Interested in preserving these wonderful memories, he went to visit Mnemosyne disguised as a shepherd, with a plan to seduce her. They stayed together for nine nights before he left to head back to Mount Olympus. Although well known for his extramarital affairs, this interlude predated his marriage to the goddess Hera.
Mnemosyne became the mother of nine daughters known as the Muses. Zeus was delighted. They later stayed by his throne, the nine beautiful, carefree and inspirational daughters. The Muses entertained his guests with great stories and songs of his accomplishments and the tales of creation.
They are the famous nymph goddesses that are the inspiration for all of literature, science and the arts.

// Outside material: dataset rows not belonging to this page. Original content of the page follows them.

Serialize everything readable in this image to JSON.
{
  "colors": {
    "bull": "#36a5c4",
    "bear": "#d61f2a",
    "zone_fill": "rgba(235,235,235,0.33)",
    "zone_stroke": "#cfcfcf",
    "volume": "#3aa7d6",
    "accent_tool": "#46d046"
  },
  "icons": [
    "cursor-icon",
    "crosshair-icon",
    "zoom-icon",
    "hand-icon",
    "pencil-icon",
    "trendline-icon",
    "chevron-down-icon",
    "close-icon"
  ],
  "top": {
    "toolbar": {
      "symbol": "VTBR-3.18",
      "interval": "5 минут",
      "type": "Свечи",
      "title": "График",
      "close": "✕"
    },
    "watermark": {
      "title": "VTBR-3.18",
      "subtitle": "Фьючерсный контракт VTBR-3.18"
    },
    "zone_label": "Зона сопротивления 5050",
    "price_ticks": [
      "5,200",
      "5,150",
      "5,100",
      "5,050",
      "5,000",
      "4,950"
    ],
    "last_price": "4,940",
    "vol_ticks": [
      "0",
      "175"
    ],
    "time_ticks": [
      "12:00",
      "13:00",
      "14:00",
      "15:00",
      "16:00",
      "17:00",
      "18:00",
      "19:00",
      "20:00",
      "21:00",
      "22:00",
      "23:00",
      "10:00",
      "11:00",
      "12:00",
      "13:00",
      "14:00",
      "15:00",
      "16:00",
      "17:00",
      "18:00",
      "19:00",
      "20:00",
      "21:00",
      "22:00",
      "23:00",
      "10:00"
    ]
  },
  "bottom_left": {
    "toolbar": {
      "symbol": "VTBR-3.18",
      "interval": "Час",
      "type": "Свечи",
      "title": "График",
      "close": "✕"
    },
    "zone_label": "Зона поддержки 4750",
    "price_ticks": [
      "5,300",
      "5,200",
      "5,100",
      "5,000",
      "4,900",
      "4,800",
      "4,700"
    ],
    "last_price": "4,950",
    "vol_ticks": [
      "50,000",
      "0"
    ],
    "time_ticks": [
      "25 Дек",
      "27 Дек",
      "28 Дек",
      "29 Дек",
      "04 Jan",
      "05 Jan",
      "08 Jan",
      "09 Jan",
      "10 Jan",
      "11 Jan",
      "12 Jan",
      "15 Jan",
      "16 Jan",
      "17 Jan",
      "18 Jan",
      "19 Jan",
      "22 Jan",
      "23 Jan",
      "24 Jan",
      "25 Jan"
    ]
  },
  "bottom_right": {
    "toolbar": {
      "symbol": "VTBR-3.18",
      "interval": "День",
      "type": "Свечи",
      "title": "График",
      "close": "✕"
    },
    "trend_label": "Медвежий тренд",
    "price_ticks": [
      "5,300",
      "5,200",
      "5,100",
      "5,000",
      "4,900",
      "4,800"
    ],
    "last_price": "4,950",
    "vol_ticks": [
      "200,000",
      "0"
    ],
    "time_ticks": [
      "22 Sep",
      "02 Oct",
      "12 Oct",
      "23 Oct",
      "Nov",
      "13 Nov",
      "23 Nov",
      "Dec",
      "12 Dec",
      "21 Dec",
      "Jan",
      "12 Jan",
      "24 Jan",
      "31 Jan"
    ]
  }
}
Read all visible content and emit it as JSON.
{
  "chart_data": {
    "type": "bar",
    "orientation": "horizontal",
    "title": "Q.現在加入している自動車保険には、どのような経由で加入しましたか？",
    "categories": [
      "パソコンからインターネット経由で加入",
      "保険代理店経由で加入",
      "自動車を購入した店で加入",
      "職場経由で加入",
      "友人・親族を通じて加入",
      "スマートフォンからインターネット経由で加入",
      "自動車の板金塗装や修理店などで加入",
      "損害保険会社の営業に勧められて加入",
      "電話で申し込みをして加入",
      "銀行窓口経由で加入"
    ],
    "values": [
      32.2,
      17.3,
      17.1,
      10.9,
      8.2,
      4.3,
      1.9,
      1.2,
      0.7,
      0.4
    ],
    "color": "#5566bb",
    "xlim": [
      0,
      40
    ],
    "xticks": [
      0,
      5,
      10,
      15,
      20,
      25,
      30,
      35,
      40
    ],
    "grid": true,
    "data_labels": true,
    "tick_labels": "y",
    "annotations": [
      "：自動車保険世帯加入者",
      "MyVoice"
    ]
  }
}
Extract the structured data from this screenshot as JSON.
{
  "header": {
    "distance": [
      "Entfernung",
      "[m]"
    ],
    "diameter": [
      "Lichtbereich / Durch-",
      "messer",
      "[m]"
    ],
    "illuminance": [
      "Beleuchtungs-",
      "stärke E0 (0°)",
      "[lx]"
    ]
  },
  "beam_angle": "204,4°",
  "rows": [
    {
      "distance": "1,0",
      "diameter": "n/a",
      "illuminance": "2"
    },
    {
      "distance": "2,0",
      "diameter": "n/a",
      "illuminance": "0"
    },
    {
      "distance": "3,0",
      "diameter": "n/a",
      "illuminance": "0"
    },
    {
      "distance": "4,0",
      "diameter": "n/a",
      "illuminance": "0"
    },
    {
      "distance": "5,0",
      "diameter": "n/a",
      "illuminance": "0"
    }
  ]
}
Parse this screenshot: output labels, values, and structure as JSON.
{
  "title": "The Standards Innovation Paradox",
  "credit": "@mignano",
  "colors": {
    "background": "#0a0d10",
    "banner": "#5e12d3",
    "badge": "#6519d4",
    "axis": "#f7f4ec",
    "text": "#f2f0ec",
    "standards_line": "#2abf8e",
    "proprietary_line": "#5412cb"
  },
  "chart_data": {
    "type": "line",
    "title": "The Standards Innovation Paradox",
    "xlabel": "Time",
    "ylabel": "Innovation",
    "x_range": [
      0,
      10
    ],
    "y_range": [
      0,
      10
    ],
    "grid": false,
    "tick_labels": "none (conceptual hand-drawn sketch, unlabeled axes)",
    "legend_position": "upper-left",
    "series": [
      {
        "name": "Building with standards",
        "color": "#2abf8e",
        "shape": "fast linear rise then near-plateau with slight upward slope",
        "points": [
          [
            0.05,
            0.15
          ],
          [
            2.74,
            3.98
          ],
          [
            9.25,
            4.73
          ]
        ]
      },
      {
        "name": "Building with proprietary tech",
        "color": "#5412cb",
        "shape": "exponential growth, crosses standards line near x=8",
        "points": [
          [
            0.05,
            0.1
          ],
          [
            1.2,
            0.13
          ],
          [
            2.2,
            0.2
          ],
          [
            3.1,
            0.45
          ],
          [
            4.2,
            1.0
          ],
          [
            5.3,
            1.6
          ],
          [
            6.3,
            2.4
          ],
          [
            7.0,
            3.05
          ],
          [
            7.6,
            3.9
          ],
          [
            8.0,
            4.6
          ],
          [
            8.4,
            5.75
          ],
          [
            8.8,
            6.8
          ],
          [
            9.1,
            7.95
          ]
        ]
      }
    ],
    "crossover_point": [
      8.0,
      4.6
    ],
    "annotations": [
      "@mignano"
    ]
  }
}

- Clio, the muse of history. In ancient Greece, the study of history was called Clio, derived from the word kleos, meaning heroic.
- Euterpe, the muse of music discovered musical instruments.
- Calliope, the muse of epic poetry was Homer’s inspiration for the Iliad and the Odyssey. She is the most famous of all the muses.
- Erato, the muse of lyric poetry and protector of love and love poems. Her name is derived from the word eros which means the feeling of falling in love.
- Thalia, the muse of and discoverer of comedy, agricultural science and geometry.
- Melpomene, the muse of and protector of tragedy, and the opposite of Thalia.
- Polymnia, the muse of divine hymns and meditation.
- Terpsichore, the muse of dancing, the harp and education.
- Urania, the muse of astronomy and protector of the stars and planets.
In addition to being the inspiration for art, science and creativity, the muses were the subject of many classic Renaissance paintings. Each daughter of Mnemosyne was identified with an icon that represented her gifts and talents. Calliope held a writing tablet, Clio held books, Urania held a globe and a compass, Polymnia, always deep in thought, wears a veil, Euterpe holds a flute, Thalia and Melpomene wear the classical theater masks of comedy and tragedy, and Erato wears a crown of roses.
In the legends, Apollo, the god of music, poetry and prophecy, was the leader of the muses. He loved all the muses for their unique inspiration and never seemed to favor one over the others.
The word museum is derived from the word muse, as are the words, music, and amusing.
From the name Mnemosyne comes the word mnemonic, which is a methodology to aid with remembering.
The basis of all human knowledge is not separable from memory, for all things learned must be recalled. Perhaps if there was ever a goddess that deserves to be remembered, it’s the Titaness Mnemosyne, the mother of language and the arts.